Steamed pork ribs with fermented black beans – dou chi zheng pai gu
Leave some fat on the pork ribs, as this will give a smoother texture to the cooked meat. Cooked together with fragrant garlic and other seasoning ingredients, this goes very well with steamed rice too.
– Pork ribs 600 g (1 lb 52/5 oz)
– Potato starch 20 g (2/3 oz)
– Minced garlic 20 g (2/3 oz)
– Fermented black beans 1 Tbsp, rinsed
– Pickled plum 1, de-seeded and chopped
– Sesame oil a dash
– Ground white pepper a dash
– Red chilli 1, de-seeded and sliced
– Potato starch 10 g (1/3 oz)
– Salt 6 g (1/5 oz)
– Chicken powder 6 g (1/5 oz)
– Sugar 16 g (1/2 oz)
Cut pork ribs into bite-size pieces.
Marinate pork ribs with potato starch for about half an hour.

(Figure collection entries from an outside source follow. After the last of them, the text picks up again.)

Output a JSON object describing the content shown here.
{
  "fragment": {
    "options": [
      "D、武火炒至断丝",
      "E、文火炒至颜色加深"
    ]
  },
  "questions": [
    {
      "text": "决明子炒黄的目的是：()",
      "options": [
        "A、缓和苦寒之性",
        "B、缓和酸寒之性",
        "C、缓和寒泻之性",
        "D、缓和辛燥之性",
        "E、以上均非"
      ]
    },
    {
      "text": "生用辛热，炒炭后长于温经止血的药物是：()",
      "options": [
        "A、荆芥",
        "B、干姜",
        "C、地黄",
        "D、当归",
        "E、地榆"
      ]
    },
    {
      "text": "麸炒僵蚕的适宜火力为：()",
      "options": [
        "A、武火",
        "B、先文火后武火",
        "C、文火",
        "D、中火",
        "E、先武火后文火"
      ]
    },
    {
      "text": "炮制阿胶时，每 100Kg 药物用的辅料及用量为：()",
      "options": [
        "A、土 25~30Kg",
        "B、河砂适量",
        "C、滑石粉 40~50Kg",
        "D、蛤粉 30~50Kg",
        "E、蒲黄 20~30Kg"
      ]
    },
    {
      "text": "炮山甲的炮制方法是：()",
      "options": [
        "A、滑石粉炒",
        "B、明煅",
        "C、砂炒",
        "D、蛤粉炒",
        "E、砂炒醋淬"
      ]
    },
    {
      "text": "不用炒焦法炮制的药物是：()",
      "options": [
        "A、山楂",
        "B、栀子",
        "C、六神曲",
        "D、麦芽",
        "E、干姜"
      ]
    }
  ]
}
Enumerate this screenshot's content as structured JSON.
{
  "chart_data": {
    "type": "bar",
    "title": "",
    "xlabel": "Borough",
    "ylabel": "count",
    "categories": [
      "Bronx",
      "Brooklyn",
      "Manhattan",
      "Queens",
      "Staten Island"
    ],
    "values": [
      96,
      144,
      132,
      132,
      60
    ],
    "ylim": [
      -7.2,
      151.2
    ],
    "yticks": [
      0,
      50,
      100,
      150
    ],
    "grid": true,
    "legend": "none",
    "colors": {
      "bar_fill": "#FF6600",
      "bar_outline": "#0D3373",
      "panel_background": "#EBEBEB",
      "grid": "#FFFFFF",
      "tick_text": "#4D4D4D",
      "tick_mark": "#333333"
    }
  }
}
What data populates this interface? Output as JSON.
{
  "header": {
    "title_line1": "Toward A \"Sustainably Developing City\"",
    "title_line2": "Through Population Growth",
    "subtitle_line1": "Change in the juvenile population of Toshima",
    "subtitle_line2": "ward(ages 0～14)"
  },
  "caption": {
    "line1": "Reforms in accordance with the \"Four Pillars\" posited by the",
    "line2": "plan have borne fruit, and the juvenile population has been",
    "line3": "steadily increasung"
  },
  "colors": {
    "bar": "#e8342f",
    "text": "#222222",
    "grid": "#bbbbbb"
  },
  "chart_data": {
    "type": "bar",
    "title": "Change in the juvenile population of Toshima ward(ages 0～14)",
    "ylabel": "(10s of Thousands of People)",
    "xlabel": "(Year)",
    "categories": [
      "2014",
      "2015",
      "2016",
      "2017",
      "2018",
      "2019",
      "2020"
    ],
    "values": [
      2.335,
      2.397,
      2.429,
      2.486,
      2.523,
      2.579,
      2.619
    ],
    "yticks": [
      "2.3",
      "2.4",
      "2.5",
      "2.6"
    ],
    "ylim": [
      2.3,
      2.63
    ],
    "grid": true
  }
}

Meanwhile, fry half of the garlic until browned and fragrant. Mix with raw garlic and set aside.
Fry fermented black beans until fragrant. Set aside.
Rinse marinated pork ribs under running water and drain well.
Add seasoning ingredients and mix well.
Mix in remaining ingredients, except chilli slices, and steam for 8 minutes over medium heat.
Garnish with chilli slices and serve immediately.